Spark uses memory and can use disk for processing, whereas MapReduce is strictly disk-based. The primary difference between MapReduce and Spark is that MapReduce uses persistent storage and Spark uses Resilient Distributed Datasets (RDDs), which is covered in more detail under the Fault Tolerance section.
Q). What are the the Differences between Hadoop 1 vs Hadoop 2 (YARN)
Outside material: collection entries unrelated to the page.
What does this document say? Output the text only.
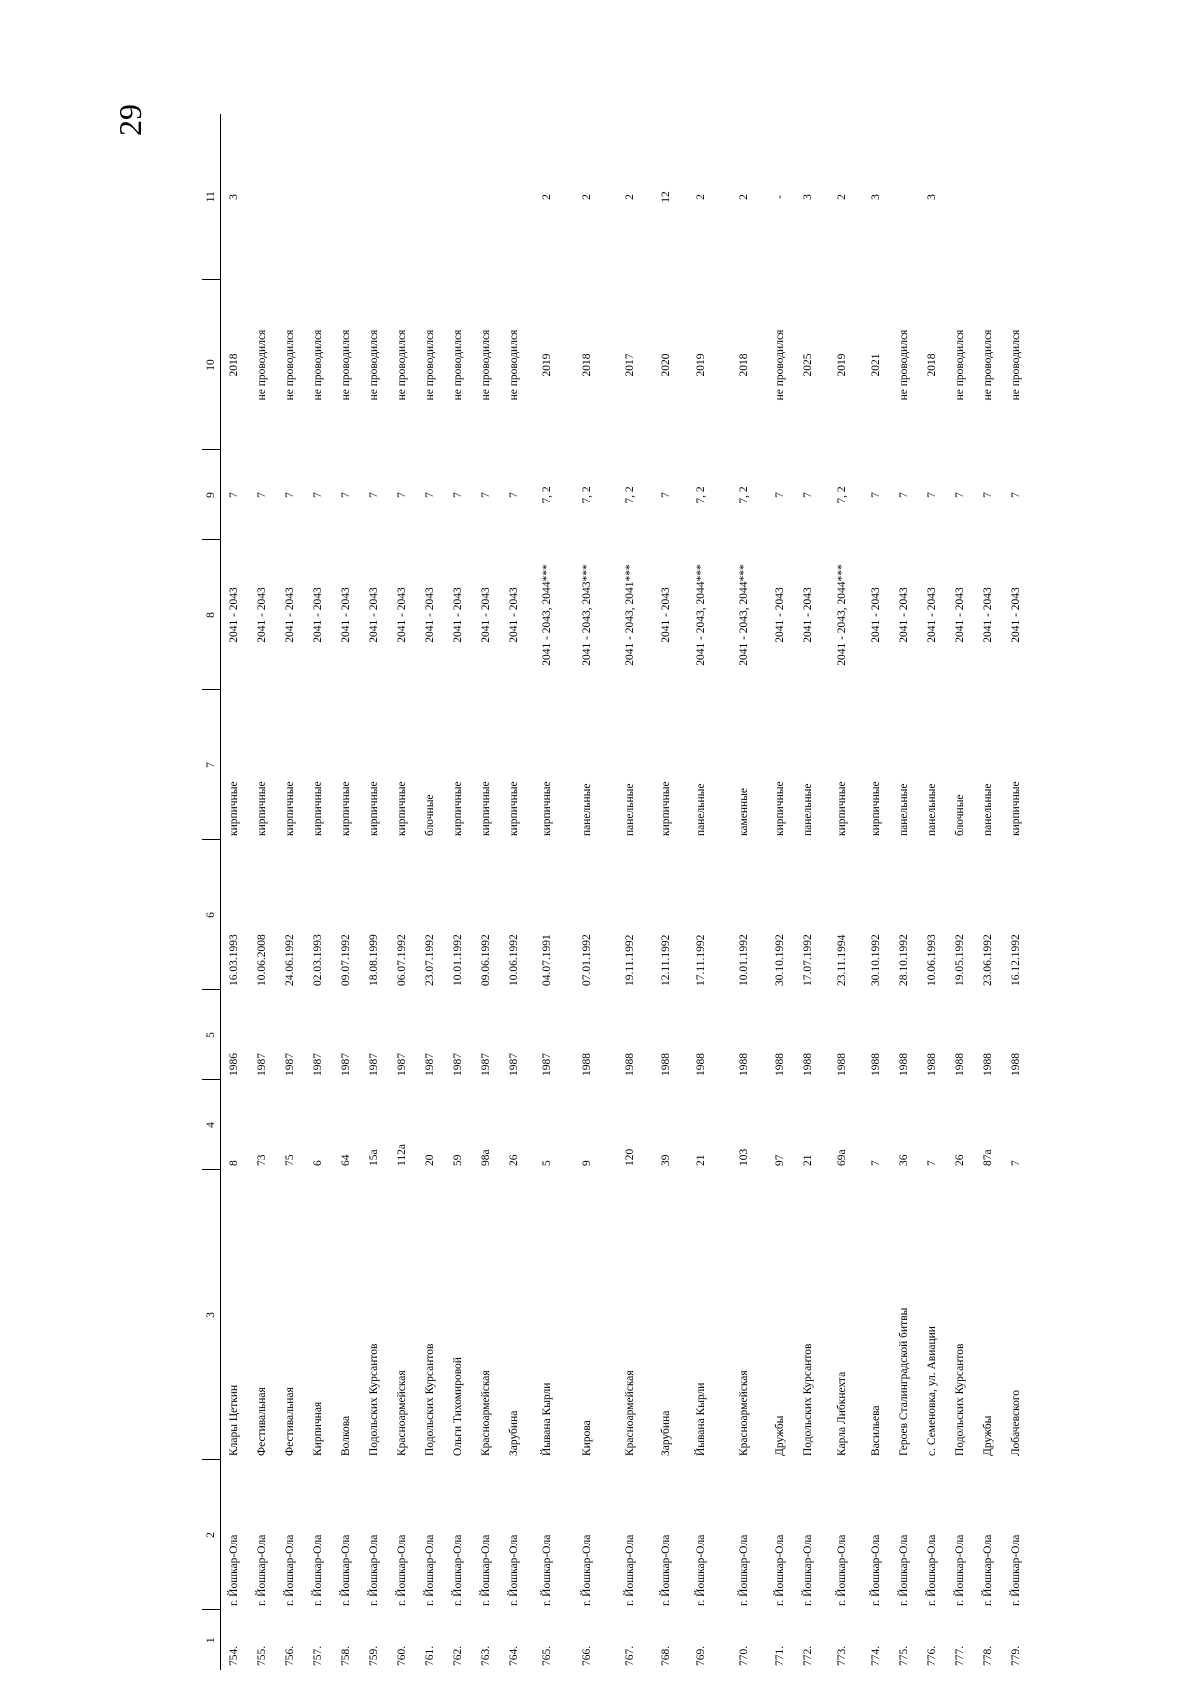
29
1	2	3	4	5	6	7	8	9	10	11
754.	г. Йошкар-Ола	Клары Цеткин	8	1986	16.03.1993	кирпичные	2041 - 2043	7	2018	3
755.	г. Йошкар-Ола	Фестивальная	73	1987	10.06.2008	кирпичные	2041 - 2043	7	не проводился	
756.	г. Йошкар-Ола	Фестивальная	75	1987	24.06.1992	кирпичные	2041 - 2043	7	не проводился	
757.	г. Йошкар-Ола	Кирпичная	6	1987	02.03.1993	кирпичные	2041 - 2043	7	не проводился	
758.	г. Йошкар-Ола	Волкова	64	1987	09.07.1992	кирпичные	2041 - 2043	7	не проводился	
759.	г. Йошкар-Ола	Подольских Курсантов	15а	1987	18.08.1999	кирпичные	2041 - 2043	7	не проводился	
760.	г. Йошкар-Ола	Красноармейская	112а	1987	06.07.1992	кирпичные	2041 - 2043	7	не проводился	
761.	г. Йошкар-Ола	Подольских Курсантов	20	1987	23.07.1992	блочные	2041 - 2043	7	не проводился	
762.	г. Йошкар-Ола	Ольги Тихомировой	59	1987	10.01.1992	кирпичные	2041 - 2043	7	не проводился	
763.	г. Йошкар-Ола	Красноармейская	98а	1987	09.06.1992	кирпичные	2041 - 2043	7	не проводился	
764.	г. Йошкар-Ола	Зарубина	26	1987	10.06.1992	кирпичные	2041 - 2043	7	не проводился	
765.	г. Йошкар-Ола	Йывана Кырли	5	1987	04.07.1991	кирпичные	2041 - 2043, 2044***	7, 2	2019	2
766.	г. Йошкар-Ола	Кирова	9	1988	07.01.1992	панельные	2041 - 2043, 2043***	7, 2	2018	2
767.	г. Йошкар-Ола	Красноармейская	120	1988	19.11.1992	панельные	2041 - 2043, 2041***	7, 2	2017	2
768.	г. Йошкар-Ола	Зарубина	39	1988	12.11.1992	кирпичные	2041 - 2043	7	2020	12
769.	г. Йошкар-Ола	Йывана Кырли	21	1988	17.11.1992	панельные	2041 - 2043, 2044***	7, 2	2019	2
770.	г. Йошкар-Ола	Красноармейская	103	1988	10.01.1992	каменные	2041 - 2043, 2044***	7, 2	2018	2
771.	г. Йошкар-Ола	Дружбы	97	1988	30.10.1992	кирпичные	2041 - 2043	7	не проводился	-
772.	г. Йошкар-Ола	Подольских Курсантов	21	1988	17.07.1992	панельные	2041 - 2043	7	2025	3
773.	г. Йошкар-Ола	Карла Либкнехта	69а	1988	23.11.1994	кирпичные	2041 - 2043, 2044***	7, 2	2019	2
774.	г. Йошкар-Ола	Васильева	7	1988	30.10.1992	кирпичные	2041 - 2043	7	2021	3
775.	г. Йошкар-Ола	Героев Сталинградской битвы	36	1988	28.10.1992	панельные	2041 - 2043	7	не проводился	
776.	г. Йошкар-Ола	с. Семеновка, ул. Авиации	7	1988	10.06.1993	панельные	2041 - 2043	7	2018	3
777.	г. Йошкар-Ола	Подольских Курсантов	26	1988	19.05.1992	блочные	2041 - 2043	7	не проводился	
778.	г. Йошкар-Ола	Дружбы	87а	1988	23.06.1992	панельные	2041 - 2043	7	не проводился	
779.	г. Йошкар-Ола	Лобачевского	7	1988	16.12.1992	кирпичные	2041 - 2043	7	не проводился	
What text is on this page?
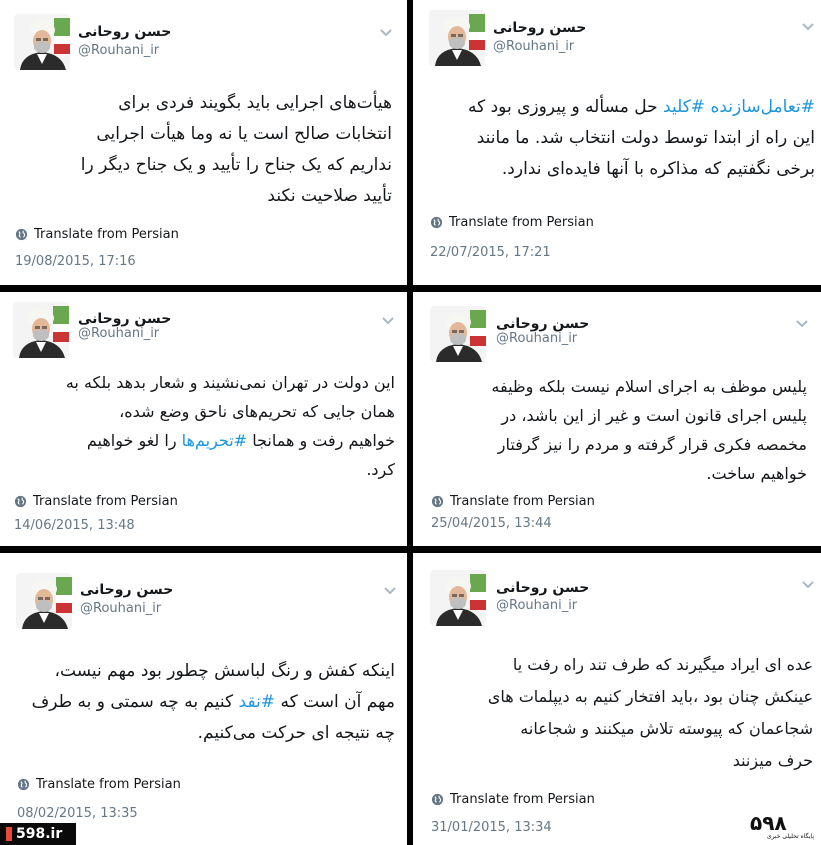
حسن روحانی
@Rouhani_ir

هیأت‌های اجرایی باید بگویند فردی برای

انتخابات صالح است یا نه وما هیأت اجرایی

نداریم که یک جناح را تأیید و یک جناح دیگر را

تأیید صلاحیت نکند

Translate from Persian
19/08/2015, 17:16
حسن روحانی
@Rouhani_ir

#تعامل‌سازنده #کلید حل مسأله و پیروزی بود که

این راه از ابتدا توسط دولت انتخاب شد. ما مانند

برخی نگفتیم که مذاکره با آنها فایده‌ای ندارد.

Translate from Persian
22/07/2015, 17:21
حسن روحانی
@Rouhani_ir

این دولت در تهران نمی‌نشیند و شعار بدهد بلکه به

همان جایی که تحریم‌های ناحق وضع شده،

خواهیم رفت و همانجا #تحریم‌ها را لغو خواهیم

کرد.

Translate from Persian
14/06/2015, 13:48
حسن روحانی
@Rouhani_ir

پلیس موظف به اجرای اسلام نیست بلکه وظیفه

پلیس اجرای قانون است و غیر از این باشد، در

مخمصه فکری قرار گرفته و مردم را نیز گرفتار

خواهیم ساخت.

Translate from Persian
25/04/2015, 13:44
حسن روحانی
@Rouhani_ir

اینکه کفش و رنگ لباسش چطور بود مهم نیست،

مهم آن است که #نقد کنیم به چه سمتی و به طرف

چه نتیجه ای حرکت می‌کنیم.

Translate from Persian
08/02/2015, 13:35
حسن روحانی
@Rouhani_ir

عده ای ایراد میگیرند که طرف تند راه رفت یا

عینکش چنان بود ،باید افتخار کنیم به دیپلمات های

شجاعمان که پیوسته تلاش میکنند و شجاعانه

حرف میزنند

Translate from Persian
31/01/2015, 13:34
598.ir	۵۹۸
پایگاه تحلیلی خبری
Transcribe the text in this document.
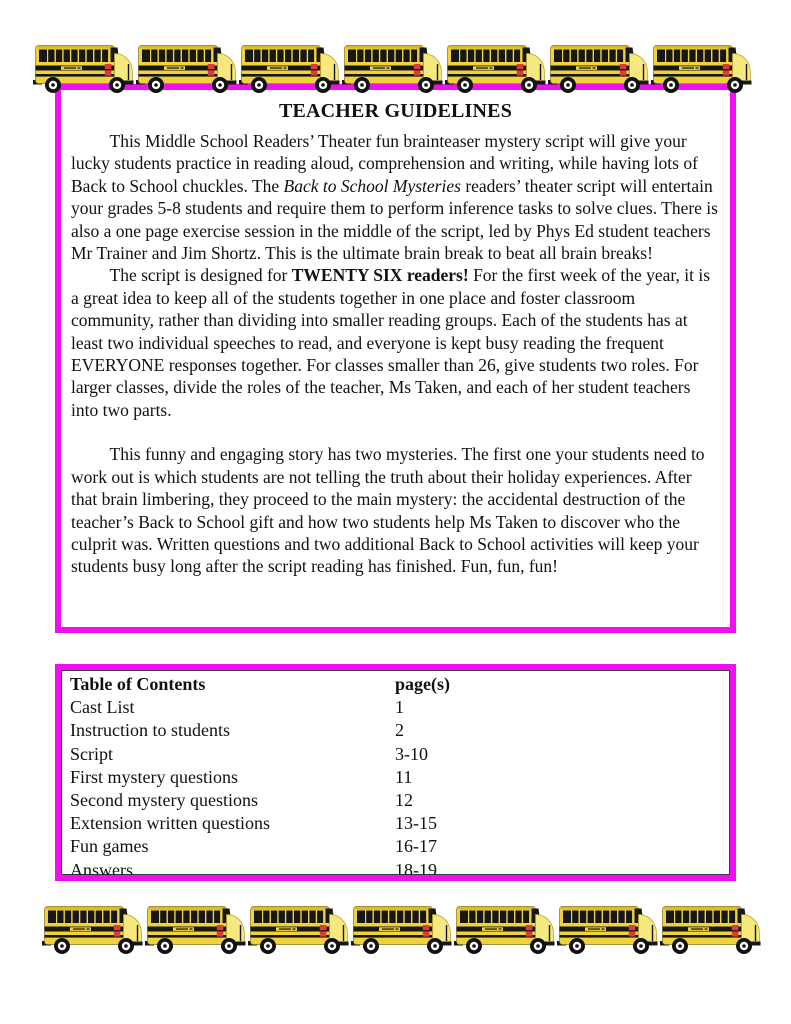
TEACHER GUIDELINES

This Middle School Readers’ Theater fun brainteaser mystery script will give your lucky students practice in reading aloud, comprehension and writing, while having lots of Back to School chuckles. The Back to School Mysteries readers’ theater script will entertain your grades 5-8 students and require them to perform inference tasks to solve clues. There is also a one page exercise session in the middle of the script, led by Phys Ed student teachers Mr Trainer and Jim Shortz. This is the ultimate brain break to beat all brain breaks!

The script is designed for TWENTY SIX readers! For the first week of the year, it is a great idea to keep all of the students together in one place and foster classroom community, rather than dividing into smaller reading groups. Each of the students has at least two individual speeches to read, and everyone is kept busy reading the frequent EVERYONE responses together. For classes smaller than 26, give students two roles. For larger classes, divide the roles of the teacher, Ms Taken, and each of her student teachers into two parts.

This funny and engaging story has two mysteries. The first one your students need to work out is which students are not telling the truth about their holiday experiences. After that brain limbering, they proceed to the main mystery: the accidental destruction of the teacher’s Back to School gift and how two students help Ms Taken to discover who the culprit was. Written questions and two additional Back to School activities will keep your students busy long after the script reading has finished. Fun, fun, fun!

Table of Contents	page(s)
Cast List	1
Instruction to students	2
Script	3-10
First mystery questions	11
Second mystery questions	12
Extension written questions	13-15
Fun games	16-17
Answers	18-19
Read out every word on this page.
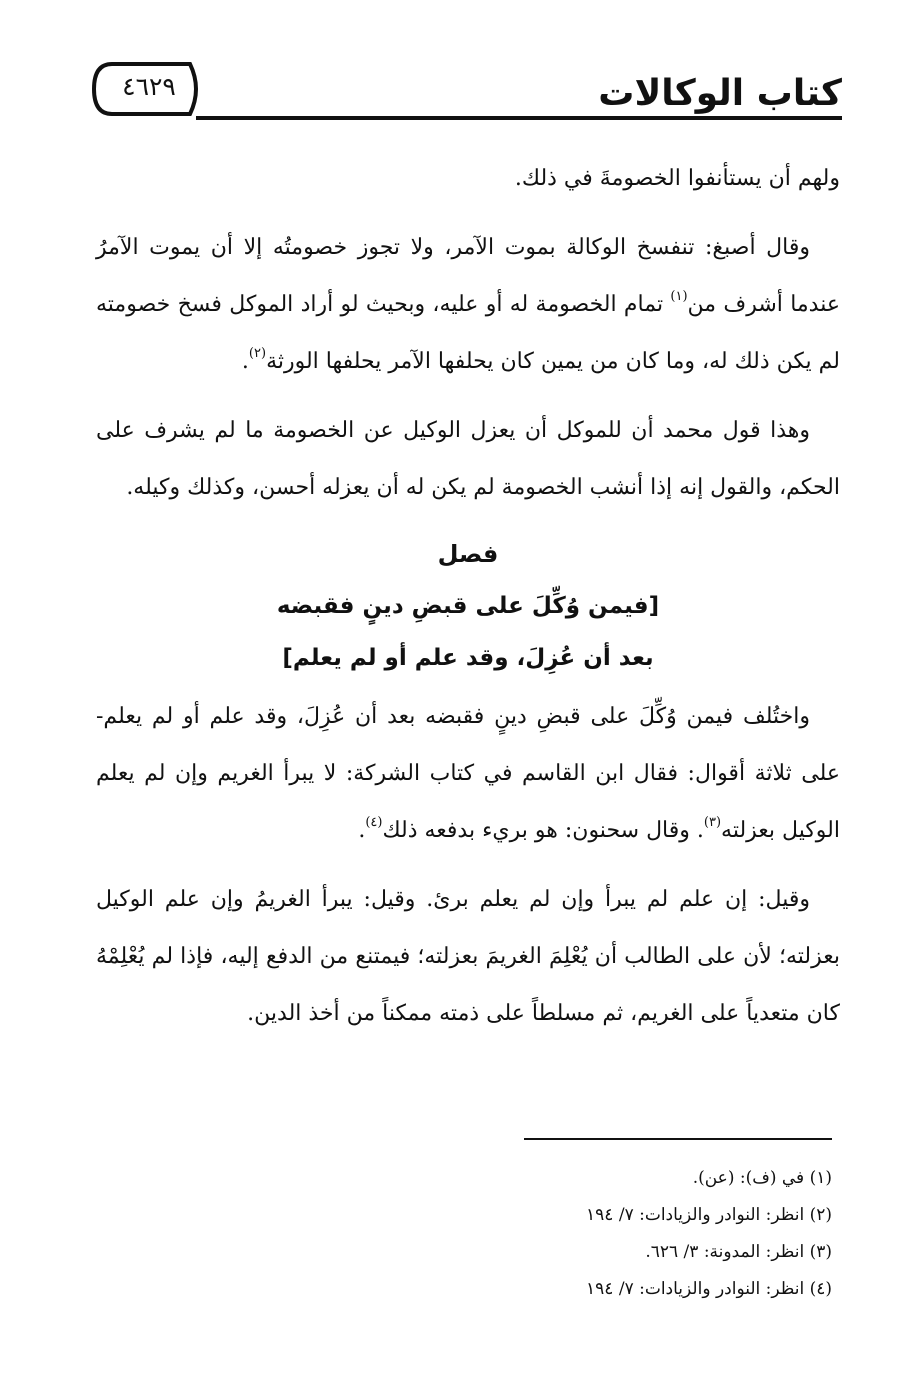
كتاب الوكالات
٤٦٢٩

ولهم أن يستأنفوا الخصومةَ في ذلك.

وقال أصبغ: تنفسخ الوكالة بموت الآمر، ولا تجوز خصومتُه إلا أن يموت الآمرُ عندما أشرف من$^{(١)}$ تمام الخصومة له أو عليه، وبحيث لو أراد الموكل فسخ خصومته لم يكن ذلك له، وما كان من يمين كان يحلفها الآمر يحلفها الورثة$^{(٢)}$.

وهذا قول محمد أن للموكل أن يعزل الوكيل عن الخصومة ما لم يشرف على الحكم، والقول إنه إذا أنشب الخصومة لم يكن له أن يعزله أحسن، وكذلك وكيله.

فصل
[فيمن وُكِّلَ على قبضِ دينٍ فقبضه
بعد أن عُزِلَ، وقد علم أو لم يعلم]

واختُلف فيمن وُكِّلَ على قبضِ دينٍ فقبضه بعد أن عُزِلَ، وقد علم أو لم يعلم- على ثلاثة أقوال: فقال ابن القاسم في كتاب الشركة: لا يبرأ الغريم وإن لم يعلم الوكيل بعزلته$^{(٣)}$. وقال سحنون: هو بريء بدفعه ذلك$^{(٤)}$.

وقيل: إن علم لم يبرأ وإن لم يعلم برئ. وقيل: يبرأ الغريمُ وإن علم الوكيل بعزلته؛ لأن على الطالب أن يُعْلِمَ الغريمَ بعزلته؛ فيمتنع من الدفع إليه، فإذا لم يُعْلِمْهُ كان متعدياً على الغريم، ثم مسلطاً على ذمته ممكناً من أخذ الدين.

(١) في (ف): (عن).

(٢) انظر: النوادر والزيادات: ٧/ ١٩٤

(٣) انظر: المدونة: ٣/ ٦٢٦.

(٤) انظر: النوادر والزيادات: ٧/ ١٩٤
The biggest difference between Hadoop 1 and Hadoop 2 is the addition of YARN (Yet Another Resource Negotiator), which replaced the MapReduce engine in the first version of Hadoop. YARN strives to allocate resources to various applications effectively. It runs two dæmons, which take care of two different tasks: the resource manager, which does job tracking and resource allocation to applications, the application master, which monitors progress of the execution.
Q). What are the Differences between Hadoop 2 vs Hadoop 3?
There are important features provided by Hadoop 3. For example, while there is one single namenode in Hadoop 2, Hadoop 3 enables having multiple name nodes, which solves the single point of failure problem.
In Hadoop 3, there are containers working in principle of Docker, which reduces time spent on application development.
One of the biggest changes is that Hadoop 3 decreases storage overhead with erasure coding.
Also, Hadoop 3 permits usage of GPU hardware within the cluster, which is a very substantial benefit to execute deep learning algorithms on a Hadoop cluster.
Q). Explain the core Principles of Hadoop Architecture ?
Data is Distributed around Network
– No centralized data server
– Every node in cluster can host data
– Data is replicated to support fault tolerance
Computation is sent to data, rather than vice versa
– Code to be run is sent to nodes
– Results of computations are aggregated
Basic Architecture is Master/Worker
– Master, aka JobNode, launches application
– Workers, aka WorkerNodes, perform bulk of computation